Hello friends!
Some time ago PBrennick asked me in a PM referring to an earlier PM whether I am still feeling like creating a reg exp library for supporting regular expression based matching. Well, I am still interested, but at first sight this is not an easy task, so I'd like to have some help.
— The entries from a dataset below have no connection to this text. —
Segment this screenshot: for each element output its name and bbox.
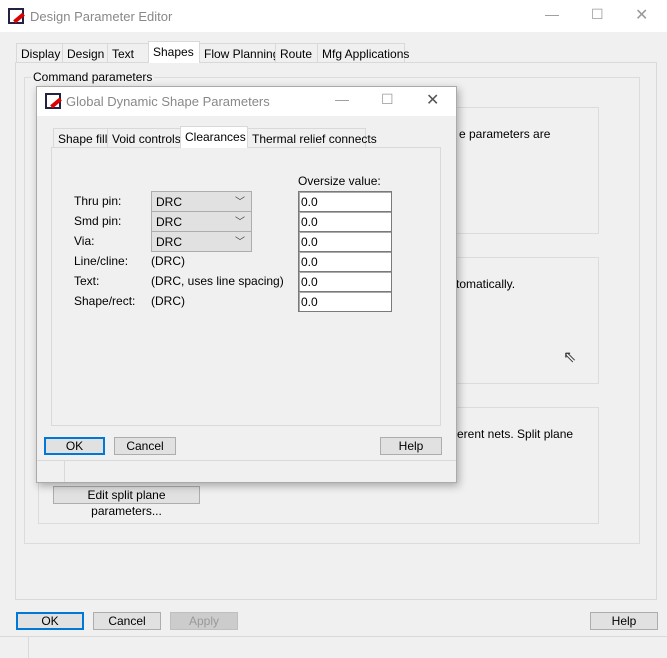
ok-button[interactable]: OK [16,612,84,630]
dialog-minimize-icon[interactable]: — [335,91,349,107]
tab-thermal-relief-connects[interactable]: Thermal relief connects [247,128,377,148]
maximize-icon[interactable]: ☐ [591,6,604,23]
apply-button[interactable]: Apply [170,612,238,630]
dialog-help-button[interactable]: Help [380,437,442,455]
dialog-app-icon [45,93,61,109]
tab-shapes[interactable]: Shapes [148,41,200,63]
thru-pin-oversize-input[interactable]: 0.0 [298,191,392,212]
oversize-header: Oversize value: [298,174,381,188]
via-select[interactable]: DRC ﹀ [151,231,252,252]
group3-text: erent nets. Split plane [457,427,574,441]
dialog-title: Global Dynamic Shape Parameters [66,94,270,109]
main-window-title: Design Parameter Editor [30,9,173,24]
row-label-text: Text: [74,274,100,288]
tab-clearances[interactable]: Clearances [180,126,248,148]
mouse-cursor-icon: ⇖ [563,349,577,366]
row-label-via: Via: [74,234,95,248]
dialog-status-separator [64,461,65,482]
chevron-down-icon: ﹀ [235,237,245,248]
tab-flow-planning[interactable]: Flow Planning [199,43,279,63]
tab-text[interactable]: Text [107,43,149,63]
row-label-line-cline: Line/cline: [74,254,129,268]
tab-display[interactable]: Display [16,43,63,63]
tab-mfg-applications[interactable]: Mfg Applications [317,43,409,63]
dialog-status-divider [37,460,456,461]
minimize-icon[interactable]: — [545,6,559,22]
text-oversize-input[interactable]: 0.0 [298,271,392,292]
tab-design[interactable]: Design [62,43,108,63]
smd-pin-oversize-input[interactable]: 0.0 [298,211,392,232]
close-icon[interactable]: ✕ [635,5,648,25]
tab-void-controls[interactable]: Void controls [107,128,181,148]
app-icon [8,8,24,24]
row-label-shape-rect: Shape/rect: [74,294,136,308]
help-button[interactable]: Help [590,612,658,630]
thru-pin-select-value: DRC [156,195,182,209]
via-oversize-input[interactable]: 0.0 [298,231,392,252]
smd-pin-select[interactable]: DRC ﹀ [151,211,252,232]
global-dynamic-shape-dialog: Global Dynamic Shape Parameters — ☐ ✕ Sh… [36,86,457,483]
dialog-cancel-button[interactable]: Cancel [114,437,176,455]
group2-text: tomatically. [456,277,516,291]
status-bar-divider [0,636,667,637]
row-label-thru-pin: Thru pin: [74,194,122,208]
dialog-close-icon[interactable]: ✕ [426,90,439,110]
via-select-value: DRC [156,235,182,249]
dialog-maximize-icon[interactable]: ☐ [381,91,394,108]
status-bar-separator [28,637,29,658]
cancel-button[interactable]: Cancel [93,612,161,630]
shape-rect-value: (DRC) [151,294,185,308]
row-label-smd-pin: Smd pin: [74,214,122,228]
chevron-down-icon: ﹀ [235,217,245,228]
shape-rect-oversize-input[interactable]: 0.0 [298,291,392,312]
command-parameters-label: Command parameters [31,70,155,84]
text-value: (DRC, uses line spacing) [151,274,284,288]
line-cline-value: (DRC) [151,254,185,268]
edit-split-plane-button[interactable]: Edit split plane parameters... [53,486,200,518]
smd-pin-select-value: DRC [156,215,182,229]
tab-shape-fill[interactable]: Shape fill [53,128,108,148]
dialog-ok-button[interactable]: OK [44,437,105,455]
line-cline-oversize-input[interactable]: 0.0 [298,251,392,272]
thru-pin-select[interactable]: DRC ﹀ [151,191,252,212]
tab-route[interactable]: Route [275,43,318,63]
chevron-down-icon: ﹀ [235,197,245,208]
group1-text: e parameters are [459,127,551,141]
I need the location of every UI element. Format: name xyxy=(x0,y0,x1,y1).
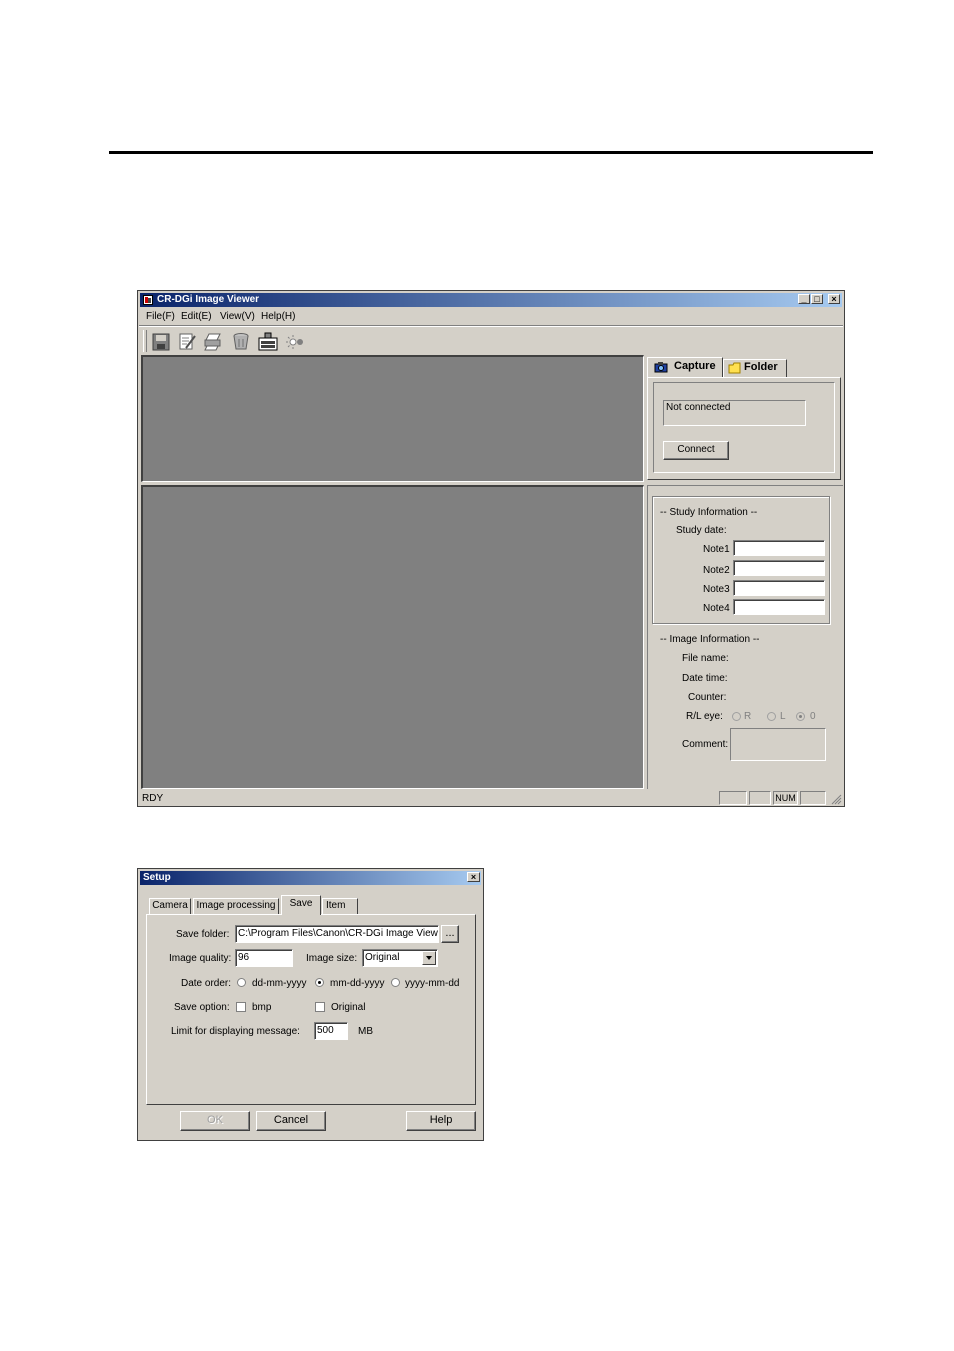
connect-button[interactable]: Connect xyxy=(663,441,729,460)
help-button[interactable]: Help xyxy=(406,1111,476,1131)
save-icon[interactable] xyxy=(151,332,171,351)
print-icon[interactable] xyxy=(203,332,223,351)
counter-label: Counter: xyxy=(688,692,727,703)
rl-option-l: L xyxy=(780,711,786,722)
tab-camera[interactable]: Camera xyxy=(149,898,191,914)
save-option-original-checkbox[interactable] xyxy=(315,1002,325,1012)
tab-image-processing[interactable]: Image processing xyxy=(193,898,279,914)
tab-folder[interactable]: Folder xyxy=(723,359,787,377)
rl-eye-label: R/L eye: xyxy=(686,711,723,722)
date-order-option-1: dd-mm-yyyy xyxy=(252,978,307,989)
rl-option-0: 0 xyxy=(810,711,816,722)
image-info-header: -- Image Information -- xyxy=(660,634,760,645)
limit-unit: MB xyxy=(358,1026,373,1037)
brightness-icon[interactable] xyxy=(285,332,305,351)
main-window: CR-DGi Image Viewer _ □ × File(F) Edit(E… xyxy=(137,290,845,807)
num-lock-indicator: NUM xyxy=(773,791,798,805)
thumbnail-pane[interactable] xyxy=(141,355,644,482)
page-header-rule xyxy=(109,151,873,154)
limit-label: Limit for displaying message: xyxy=(171,1026,300,1037)
close-button[interactable]: × xyxy=(828,294,840,304)
limit-input[interactable]: 500 xyxy=(314,1022,348,1040)
note2-label: Note2 xyxy=(703,565,730,576)
date-order-radio-yyyy-mm-dd[interactable] xyxy=(391,978,400,987)
rl-radio-0[interactable] xyxy=(796,712,805,721)
comment-box[interactable] xyxy=(730,728,826,761)
minimize-button[interactable]: _ xyxy=(798,294,810,304)
tab-item[interactable]: Item xyxy=(322,898,358,914)
tab-save[interactable]: Save xyxy=(281,895,321,915)
chevron-down-icon xyxy=(426,956,432,960)
toolbar-grip xyxy=(143,330,147,352)
image-size-select[interactable]: Original xyxy=(362,949,438,967)
info-panel: -- Study Information -- Study date: Note… xyxy=(647,485,843,789)
note2-input[interactable] xyxy=(733,560,825,576)
note4-input[interactable] xyxy=(733,599,825,615)
save-option-bmp-label: bmp xyxy=(252,1002,272,1013)
setup-close-button[interactable]: × xyxy=(467,872,480,882)
status-cell-1 xyxy=(719,791,747,805)
comment-label: Comment: xyxy=(682,739,729,750)
note1-input[interactable] xyxy=(733,540,825,556)
maximize-button[interactable]: □ xyxy=(811,294,823,304)
file-name-label: File name: xyxy=(682,653,729,664)
dropdown-button[interactable] xyxy=(422,951,436,965)
note4-label: Note4 xyxy=(703,603,730,614)
note1-label: Note1 xyxy=(703,544,730,555)
capture-panel: Capture Folder Not connected Connect xyxy=(647,355,843,482)
connection-status: Not connected xyxy=(663,400,806,426)
image-size-label: Image size: xyxy=(306,953,358,964)
save-folder-input[interactable]: C:\Program Files\Canon\CR-DGi Image View xyxy=(235,925,439,943)
study-date-label: Study date: xyxy=(676,525,727,536)
status-cell-2 xyxy=(749,791,771,805)
image-quality-input[interactable]: 96 xyxy=(235,949,293,967)
delete-icon[interactable] xyxy=(231,332,251,351)
image-quality-label: Image quality: xyxy=(169,953,232,964)
export-icon[interactable] xyxy=(258,332,278,351)
date-order-option-3: yyyy-mm-dd xyxy=(405,978,460,989)
setup-titlebar[interactable]: Setup × xyxy=(140,871,481,885)
save-option-original-label: Original xyxy=(331,1002,366,1013)
date-time-label: Date time: xyxy=(682,673,728,684)
tab-capture[interactable]: Capture xyxy=(647,357,723,377)
menu-view[interactable]: View(V) xyxy=(220,311,255,322)
status-text: RDY xyxy=(142,793,164,804)
image-size-value: Original xyxy=(365,952,400,963)
setup-title: Setup xyxy=(143,872,171,883)
date-order-radio-dd-mm-yyyy[interactable] xyxy=(237,978,246,987)
setup-dialog: Setup × Camera Image processing Save Ite… xyxy=(137,868,484,1141)
folder-icon xyxy=(728,362,741,374)
menu-divider xyxy=(139,325,843,327)
study-info-header: -- Study Information -- xyxy=(660,507,758,518)
note3-label: Note3 xyxy=(703,584,730,595)
save-folder-label: Save folder: xyxy=(176,929,230,940)
main-titlebar[interactable]: CR-DGi Image Viewer _ □ × xyxy=(140,293,842,307)
ok-button[interactable]: OK xyxy=(180,1111,250,1131)
menu-edit[interactable]: Edit(E) xyxy=(181,311,212,322)
date-order-option-2: mm-dd-yyyy xyxy=(330,978,385,989)
save-option-label: Save option: xyxy=(174,1002,230,1013)
save-option-bmp-checkbox[interactable] xyxy=(236,1002,246,1012)
rl-radio-r[interactable] xyxy=(732,712,741,721)
menu-file[interactable]: File(F) xyxy=(146,311,175,322)
status-cell-4 xyxy=(800,791,826,805)
date-order-radio-mm-dd-yyyy[interactable] xyxy=(315,978,324,987)
image-view-pane[interactable] xyxy=(141,485,644,789)
tab-body: Not connected Connect xyxy=(647,377,841,480)
note3-input[interactable] xyxy=(733,580,825,596)
camera-icon xyxy=(654,362,668,373)
cancel-button[interactable]: Cancel xyxy=(256,1111,326,1131)
browse-button[interactable]: ... xyxy=(441,925,459,943)
app-icon xyxy=(143,295,153,305)
date-order-label: Date order: xyxy=(181,978,232,989)
rl-radio-l[interactable] xyxy=(767,712,776,721)
main-window-title: CR-DGi Image Viewer xyxy=(157,294,260,305)
menu-help[interactable]: Help(H) xyxy=(261,311,295,322)
resize-grip-icon[interactable] xyxy=(831,794,842,805)
rl-option-r: R xyxy=(744,711,752,722)
edit-icon[interactable] xyxy=(177,332,197,351)
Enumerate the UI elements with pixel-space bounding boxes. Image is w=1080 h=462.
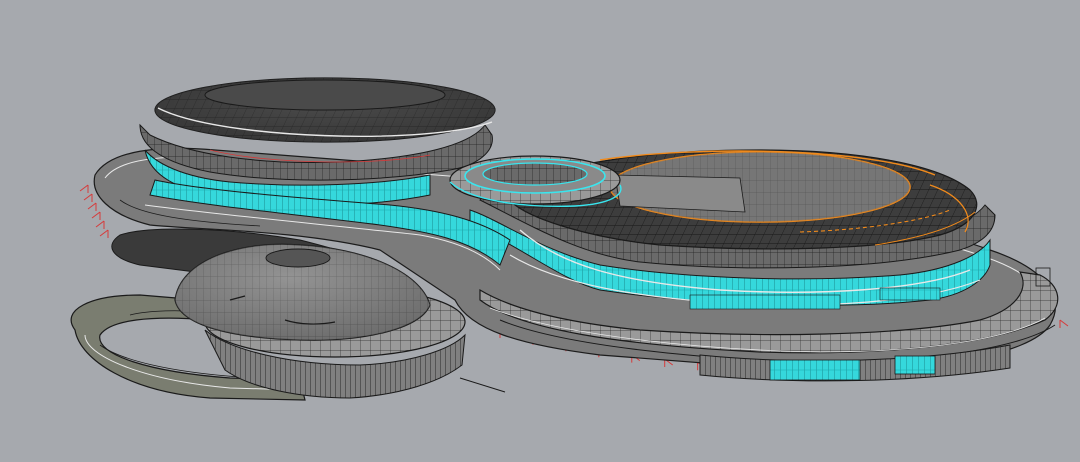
- architectural-wireframe-model[interactable]: [0, 0, 1080, 462]
- rhino-viewport[interactable]: [0, 0, 1080, 462]
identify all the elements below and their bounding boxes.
I think of comments, discussions and ideas in the first place.
As an opening I'd like to share the small specification I created while looking for Unix-like regular expression on the net.
Unix like regular expression processing1. Basics
- Regular expressions are between '/' characters.
2. Modifiers
- i - case-insensitive match
- g - global match
- x - ignore whitespaces
3. Metacharacters must be used with \ or they have special interpretation. (/\\/ matches a '\' character)
4. Special characters
- \d - a digit
- \D - a non-digit
- \w - a word character (alphanumeric)
- \W - a non-word character
- \t - tabulator
- \n - line feed
- \r - carriage return
- \s - a whitespace character (\t,\n,\r,' ')
- \S - a non-whitespace character
- \b - word boundary
- \B - non-word boundary
5. Matching
- ^ - matches beginning of a string
- $ - matches end of a string
- . - matches any character
6. Quantifying
- * - 0 or more times (Ex. /a*/ matches '','a','aa'...)
- + - 1 or more times (Ex. /a+/ matches 'a','aa'...)
- ? - 0 or 1 time (Ex. /a?/ matches '' or 'a' only)
- {n} - exactly n times (Ex. /a{5}/: 'aaaaa')
7. Misc
- [...] - characters in the list (Ex. /[abc0-9]/ matches 'a','b','c' and digits)
- [^...] - character that are not in the list (Ex. /[^a-bA-b]/ does not match letters)
- | - alternation/or (Ex. /a|b/ matches 'a' or 'b')
- () - grouping, creates an atom that can be also referenced later
(Ex. /(ab){2}/ matches 'abab', but ab{2} matches 'abb', /(ab)cd\1/ matches 'abcdab')[/li]
I hope this specification cover as much functionality as possible.
My problem is that this is were my knowledge neary ends :toothy. Though I have an idea but I am afraid it is not that good...
How would you implement reg.exp? Do you know about a resource about this topic on the net? Of course a fast matching method is a demand here...
Greets, Gábor
Hmm, I'll take a look at it tomorrow. At the uni, we learned quite a bit about regular expressions last year, so maybe that could help.
Gábor,
That list looks pretty comprehensive. Of special interest to Me are MetaCharacters,especially ^ $ which I use almost everday while manipulating text files. They represent The beginning of a line and the end of a line.
Paul